A public reprimand
We who were children growing up during the 1960s and 1970s never imagined that those decades would someday be perceived as a relatively innocent time. Yet when we compare then with now, so many differences form a virtual parade of oxymorons and character deficits.
Identity theft. Pyramid schemes. Scandalous cheating. Health care “mishaps.” Customer “service.” Elder abuse.

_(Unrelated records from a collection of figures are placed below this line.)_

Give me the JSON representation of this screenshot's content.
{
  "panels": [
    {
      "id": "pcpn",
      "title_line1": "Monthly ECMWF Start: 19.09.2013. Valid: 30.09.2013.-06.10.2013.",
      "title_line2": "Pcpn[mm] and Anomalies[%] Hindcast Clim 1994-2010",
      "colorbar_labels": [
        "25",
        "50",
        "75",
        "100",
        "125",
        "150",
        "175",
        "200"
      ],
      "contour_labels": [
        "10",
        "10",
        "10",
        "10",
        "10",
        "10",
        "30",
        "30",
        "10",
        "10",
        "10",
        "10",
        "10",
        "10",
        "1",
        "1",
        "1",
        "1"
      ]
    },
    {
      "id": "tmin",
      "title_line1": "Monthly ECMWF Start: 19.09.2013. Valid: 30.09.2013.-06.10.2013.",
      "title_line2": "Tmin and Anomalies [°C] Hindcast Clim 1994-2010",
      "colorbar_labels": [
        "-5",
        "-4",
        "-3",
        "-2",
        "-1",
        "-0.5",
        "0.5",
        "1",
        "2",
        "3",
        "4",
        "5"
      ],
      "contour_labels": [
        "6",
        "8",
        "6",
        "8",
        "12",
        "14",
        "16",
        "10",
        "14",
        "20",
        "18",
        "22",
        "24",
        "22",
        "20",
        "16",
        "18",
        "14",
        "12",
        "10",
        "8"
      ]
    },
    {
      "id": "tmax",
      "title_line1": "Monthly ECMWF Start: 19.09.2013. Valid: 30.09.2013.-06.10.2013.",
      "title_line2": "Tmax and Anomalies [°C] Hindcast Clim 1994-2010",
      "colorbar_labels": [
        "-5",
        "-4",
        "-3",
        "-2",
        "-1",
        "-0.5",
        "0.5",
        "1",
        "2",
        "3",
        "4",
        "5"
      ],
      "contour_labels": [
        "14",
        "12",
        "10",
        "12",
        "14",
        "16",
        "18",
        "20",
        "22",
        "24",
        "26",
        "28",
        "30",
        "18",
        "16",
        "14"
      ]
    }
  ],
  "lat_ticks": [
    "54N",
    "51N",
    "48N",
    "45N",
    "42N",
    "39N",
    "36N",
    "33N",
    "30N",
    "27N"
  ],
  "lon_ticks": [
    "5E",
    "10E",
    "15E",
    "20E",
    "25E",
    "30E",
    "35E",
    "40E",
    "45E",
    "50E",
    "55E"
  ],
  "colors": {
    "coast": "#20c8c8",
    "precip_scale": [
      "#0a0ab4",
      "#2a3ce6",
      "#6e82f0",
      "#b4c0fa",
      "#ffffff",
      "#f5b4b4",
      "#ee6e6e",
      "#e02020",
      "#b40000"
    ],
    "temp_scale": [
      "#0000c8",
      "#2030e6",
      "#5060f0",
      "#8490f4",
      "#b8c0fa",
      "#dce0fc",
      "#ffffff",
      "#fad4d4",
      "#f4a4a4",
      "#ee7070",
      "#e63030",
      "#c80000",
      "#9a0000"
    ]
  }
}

Every child nowadays is bombarded by images of staggering wealth, frequently unearned through honest labor––side-by-side with countless families worldwide living paycheck to paycheck, if indeed they manage to earn any paychecks at all. Parents and teachers can feel utterly powerless in the face of so much plenty allotted to so few people.
They shouldn’t.
Parents still have enormous influence over their children’s conduct, and teachers aren’t far behind. Just recently a Baltimore mom spotted her teenaged son on a network news show participating in a riot. Horrified, she chased him down, smacked him upside the head and then herded him back home. He apologized to her on-camera for having behaved so badly. This wasn’t, the mother declared, how she had raised him.
I’m inclined to believe her. Although I’m no fan of corporal punishment, that mom gave her boy a very public lesson he won’t likely forget. He now has a far better chance of growing up to become a productive, law-abiding citizen.
Four lessons we adults may be forgetting to reinforce and that bear regular repeating: First, it’s not good to be handed things. Too often it results in a sense of entitlement. If we can’t or won’t earn it, we may come to feel justified in taking it. Second, in the end, most of what we yearn for is just…stuff.
Third, psychologist Abraham Maslow’s hierarchy of needs places safety and security at the very top of his list. That includes, of course, food, shelter and streets without violence. Not tennis shoes.
Fourth, cameras are everywhere, so it’s a bad idea to lie to authorities about where you were and what you just did.
Bottom line: Our kids must always act as if the whole world is watching. Because in today’s world, it probably is.